Personal information
- Full name: David John Humphries
- Born: 6 August 1953 Alveley, Shropshire, England
- Died: 15 July 2020 (aged 66)
- Batting: Left-handed
- Role: Wicket-keeper
- Relations: Mark Humphries (brother)

Domestic team information
- 1971–1973: Shropshire
- 1974–1976: Leicestershire
- 1977–1984: Worcestershire

Career statistics
| Competition | First-class | List A |
| Matches | 175 | 167 |
| Runs scored | 5,116 | 1,639 |
| Batting average | 24.83 | 14.25 |
| 100s/50s | 4/26 | 0/3 |
| Top score | 133* | 62 |
| Catches/stumpings | 294/60 | 138/35 |
- Source: CricInfo, 16 July 2020

= David Humphries =

English cricketer (1953–2020)

David John Humphries (6 August 1953 – 15 July 2020) was an English cricketer. He was born in Alveley, Shropshire, and educated at Bridgnorth Olbury Wells School and Wulfrun College, Wolverhampton.

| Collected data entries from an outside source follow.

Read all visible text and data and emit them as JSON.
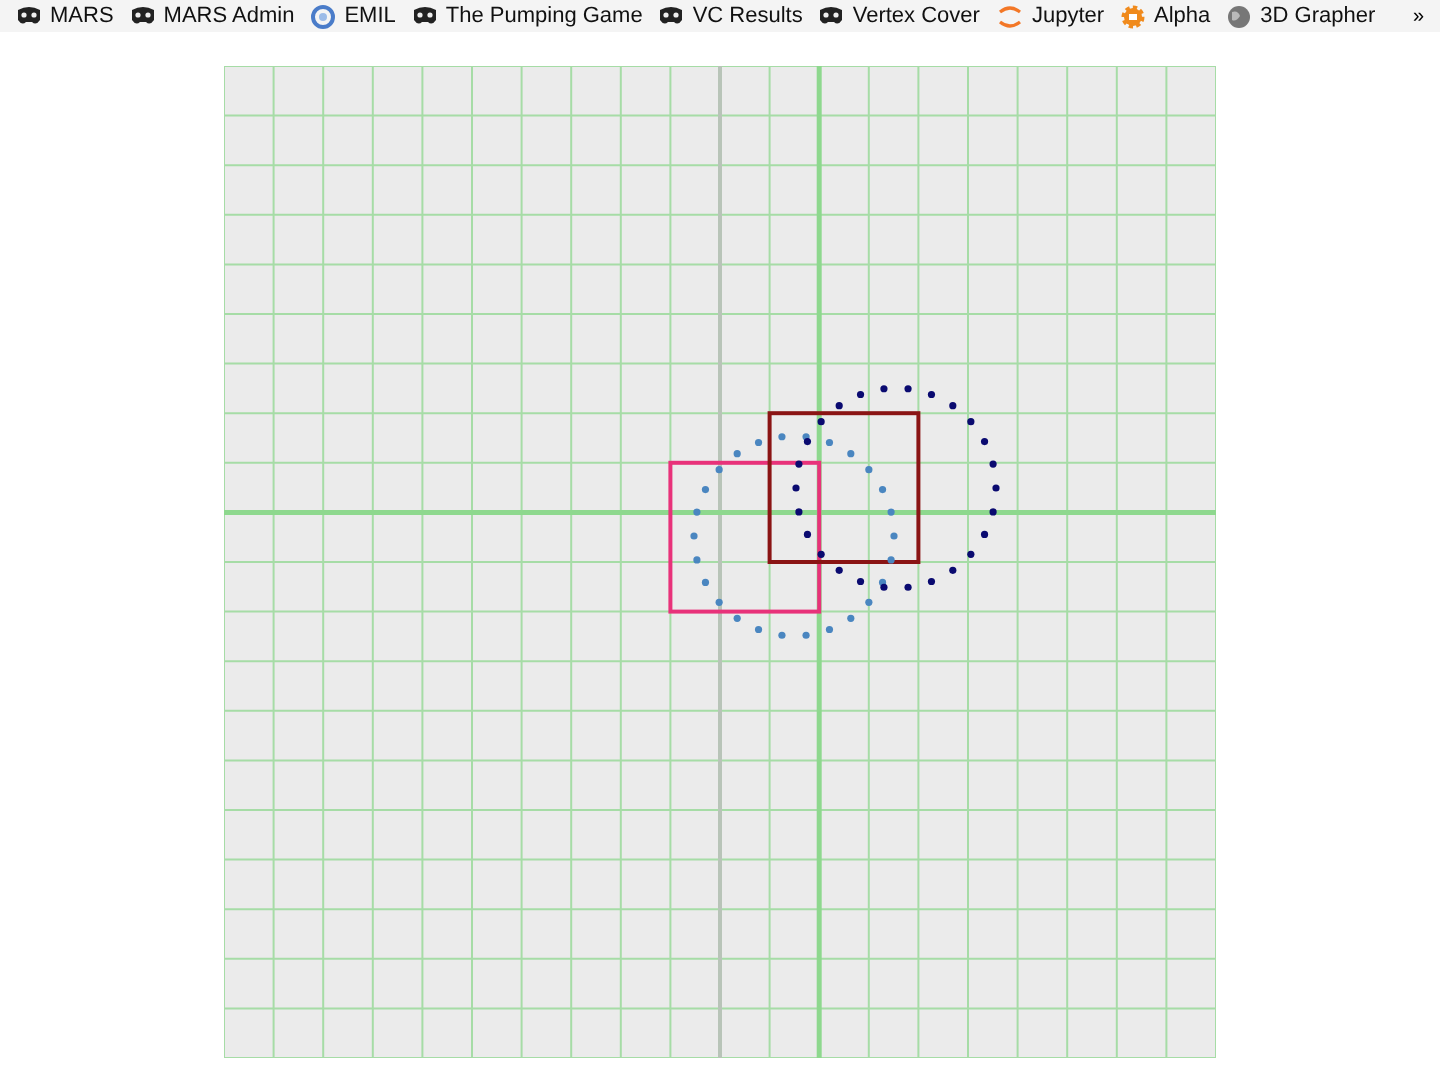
{
  "bookmarks_bar": {
    "items": [
      {
        "label": "MARS",
        "kind": "mask"
      },
      {
        "label": "MARS Admin",
        "kind": "mask"
      },
      {
        "label": "EMIL",
        "kind": "ring"
      },
      {
        "label": "The Pumping Game",
        "kind": "mask"
      },
      {
        "label": "VC Results",
        "kind": "mask"
      },
      {
        "label": "Vertex Cover",
        "kind": "mask"
      },
      {
        "label": "Jupyter",
        "kind": "arcs"
      },
      {
        "label": "Alpha",
        "kind": "gear"
      },
      {
        "label": "3D Grapher",
        "kind": "globe"
      }
    ],
    "overflow": "»"
  }
}
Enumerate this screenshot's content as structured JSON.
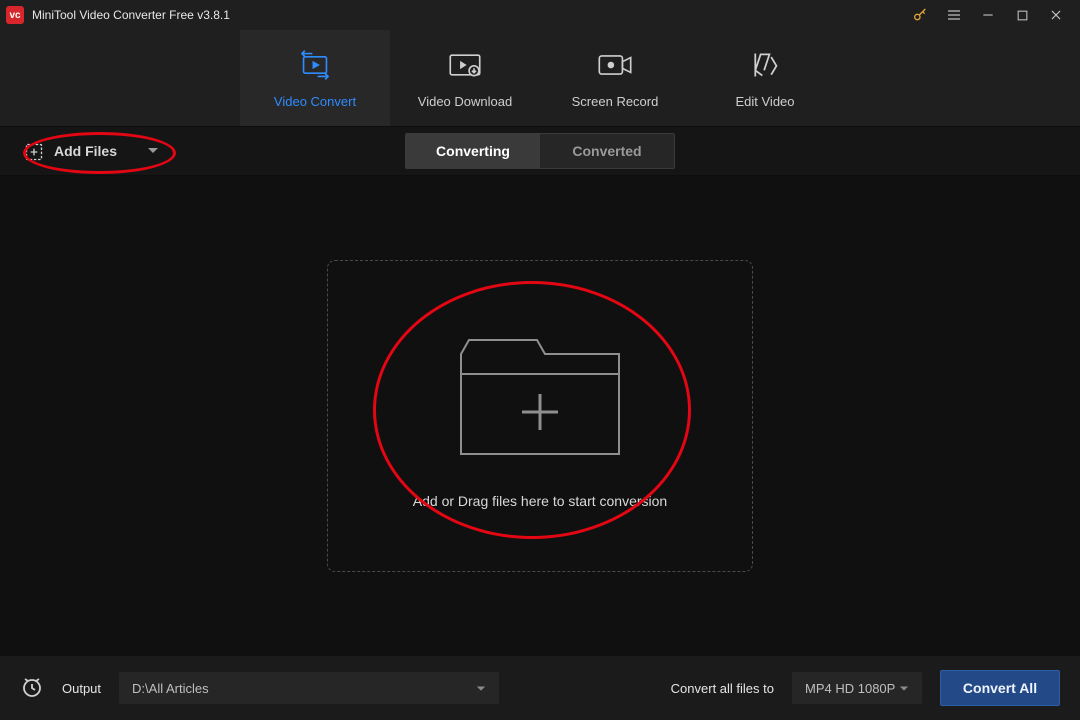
{
  "title": "MiniTool Video Converter Free v3.8.1",
  "nav": {
    "items": [
      {
        "label": "Video Convert"
      },
      {
        "label": "Video Download"
      },
      {
        "label": "Screen Record"
      },
      {
        "label": "Edit Video"
      }
    ]
  },
  "toolbar": {
    "add_files_label": "Add Files",
    "tabs": {
      "converting": "Converting",
      "converted": "Converted"
    }
  },
  "dropzone": {
    "message": "Add or Drag files here to start conversion"
  },
  "footer": {
    "output_label": "Output",
    "output_path": "D:\\All Articles",
    "convert_all_label": "Convert all files to",
    "format_selected": "MP4 HD 1080P",
    "convert_all_button": "Convert All"
  }
}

Humphries played county cricket for Leicestershire and Worcestershire, being capped by Worcestershire in 1978. He had also played for Shropshire between 1971 and 1973, being capped in the latter year, while playing at club level for West Bromwich Dartmouth. He appeared Shropshire's only Minor Counties Championship win, against Staffordshire at London Road, Shrewsbury in 1973, when he was the highest scorer on his side at 53 runs during the first innings.

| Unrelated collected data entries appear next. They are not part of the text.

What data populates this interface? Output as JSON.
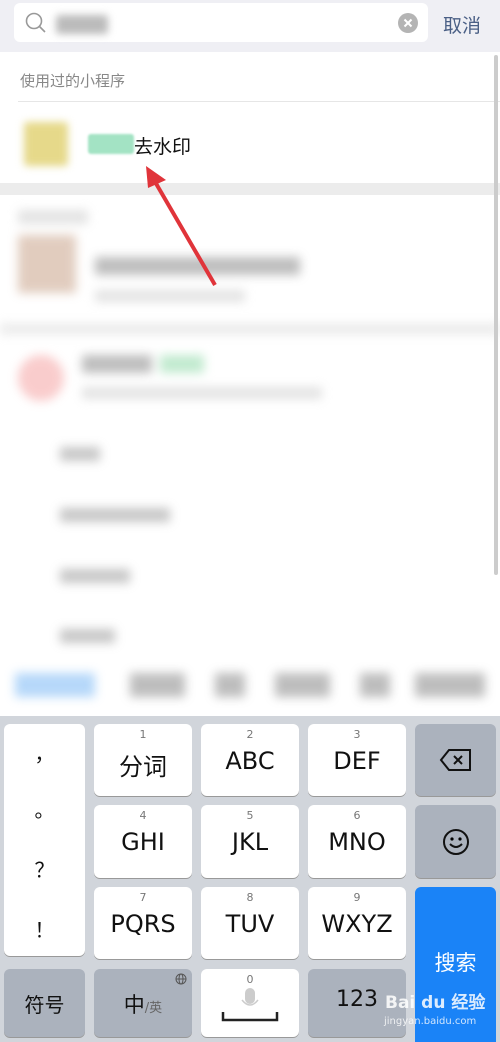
{
  "search": {
    "cancel": "取消"
  },
  "used_section": {
    "title": "使用过的小程序",
    "item_suffix": "去水印"
  },
  "keyboard": {
    "punct": [
      "，",
      "。",
      "？",
      "！"
    ],
    "keys": [
      {
        "num": "1",
        "label": "分词"
      },
      {
        "num": "2",
        "label": "ABC"
      },
      {
        "num": "3",
        "label": "DEF"
      },
      {
        "num": "4",
        "label": "GHI"
      },
      {
        "num": "5",
        "label": "JKL"
      },
      {
        "num": "6",
        "label": "MNO"
      },
      {
        "num": "7",
        "label": "PQRS"
      },
      {
        "num": "8",
        "label": "TUV"
      },
      {
        "num": "9",
        "label": "WXYZ"
      }
    ],
    "symbols": "符号",
    "lang_main": "中",
    "lang_sub": "/英",
    "space_num": "0",
    "num_mode": "123",
    "search": "搜索"
  },
  "watermark": {
    "brand": "Bai du 经验",
    "url": "jingyan.baidu.com"
  },
  "colors": {
    "accent": "#1a83f7",
    "arrow": "#e0343a"
  }
}
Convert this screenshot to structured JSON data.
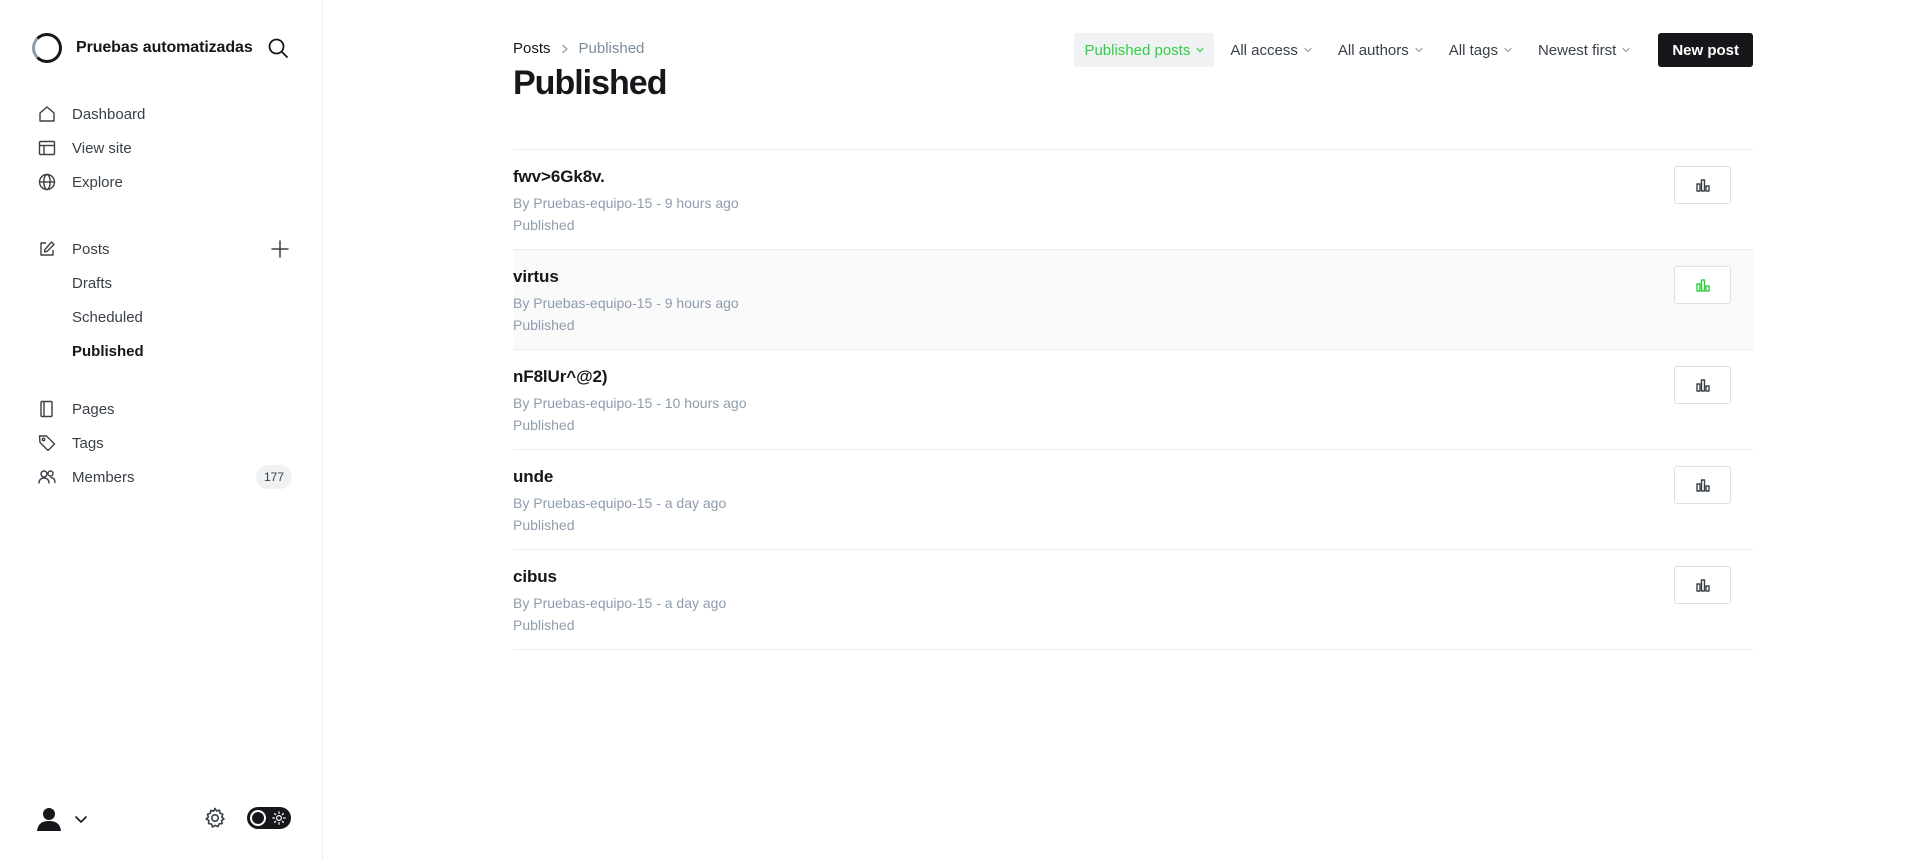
{
  "site": {
    "name": "Pruebas automatizadas"
  },
  "sidebar": {
    "main": [
      {
        "label": "Dashboard",
        "icon": "house-icon"
      },
      {
        "label": "View site",
        "icon": "layout-icon"
      },
      {
        "label": "Explore",
        "icon": "globe-icon"
      }
    ],
    "posts": {
      "label": "Posts",
      "icon": "edit-icon",
      "add": "plus-icon"
    },
    "posts_sub": [
      {
        "label": "Drafts"
      },
      {
        "label": "Scheduled"
      },
      {
        "label": "Published",
        "active": true
      }
    ],
    "secondary": [
      {
        "label": "Pages",
        "icon": "pages-icon"
      },
      {
        "label": "Tags",
        "icon": "tag-icon"
      },
      {
        "label": "Members",
        "icon": "members-icon",
        "badge": "177"
      }
    ]
  },
  "header": {
    "breadcrumb": {
      "parent": "Posts",
      "current": "Published"
    },
    "title": "Published",
    "filters": [
      {
        "label": "Published posts",
        "active": true
      },
      {
        "label": "All access"
      },
      {
        "label": "All authors"
      },
      {
        "label": "All tags"
      },
      {
        "label": "Newest first"
      }
    ],
    "new_post": "New post"
  },
  "posts": [
    {
      "title": "fwv>6Gk8v.",
      "meta": "By Pruebas-equipo-15 - 9 hours ago",
      "status": "Published"
    },
    {
      "title": "virtus",
      "meta": "By Pruebas-equipo-15 - 9 hours ago",
      "status": "Published"
    },
    {
      "title": "nF8lUr^@2)",
      "meta": "By Pruebas-equipo-15 - 10 hours ago",
      "status": "Published"
    },
    {
      "title": "unde",
      "meta": "By Pruebas-equipo-15 - a day ago",
      "status": "Published"
    },
    {
      "title": "cibus",
      "meta": "By Pruebas-equipo-15 - a day ago",
      "status": "Published"
    }
  ],
  "colors": {
    "accent": "#30cf43",
    "text": "#15171a",
    "muted": "#8e9cac"
  }
}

His brother Mark Humphries, also a wicket-keeper, played for Minor Counties and Staffordshire.

Humphries died after a long illness on 15 July 2020 at the age of 66.

Humphries was one of ten members of Leicestershire's first County Championship winning team in 1975 to have a road in Leicester named after him by the city council. Chris Balderstone, Peter Booth, Brian Davison, Barry Dudleston, Ken Higgs, Ray Illingworth,
Norman McVicker, John Steele and Roger Tolchard were the others. Jack Birkenshaw, Graham McKenzie and Mick Norman missed out as there were already roads using their surnames.